We passed a law which is very controversial, because many believe it's a an in an in infringe, ah infringemen, infringement on civil liberties. And it's one of those areas that's really tough. We passed a law that says we made Medicaid people without their consent --or mandatory medication-- when they're out of the hospital. Now here's the dilemma that--with this kind of a law--and it's being held up by the courts because the civil liberties are being de debated. If this is this a violation of civil liberties? It probably is to manda--to medicate people against their consent. On the other hand if we don't do it they have a relapse, they go to the hospital, and everytime they come out they're a little worst off than they were, and it goes around and around and around.

So it's a really tough issue. Because if we medicate them against their consent they do all right, but if, if and--and that may well be an infringement on civil liberties. If we don't medicate them against their consent we know they're going to go down and down and down and down. And do they have choice to do that? And that's a very, very difficult issue.

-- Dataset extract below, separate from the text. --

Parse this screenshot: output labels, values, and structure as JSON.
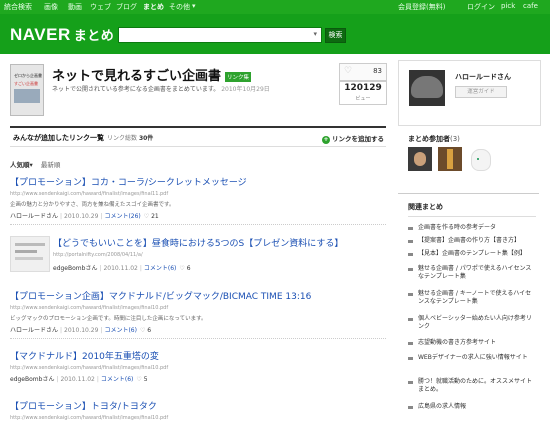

We've got to have adequate funding, of course. But adequate funding is not enough for programs that don't work. One of the things that we did in our, that we did when I was governor, is we--and I had a Republican ah, Human Services Secretary who was incredibly helpful, because he benchmarked human services. He gave us goals. Reduction in teenage pregnancy. Reduction ah in alcohol abuse. Uh reduction in drug use. Reduction in dropout rates. And we could measure every county against the money we were giving them to--in terms of what they were doing. And, when the, when the trends weren't the way were supposed to be we went in and looked. Why? Are people not doing their jobs? Or are they not getting enough money? Or is there some extra factor?

That's what we need to do with the homeless and mental, mental illness and substance abusers, which are all closely tied together. We've got to figure out what works, fund the programs that work, stop funding the programs that don't work

It can be done, but it's going to take a real serious committment on the part of the United States government and the President of the United States to do it.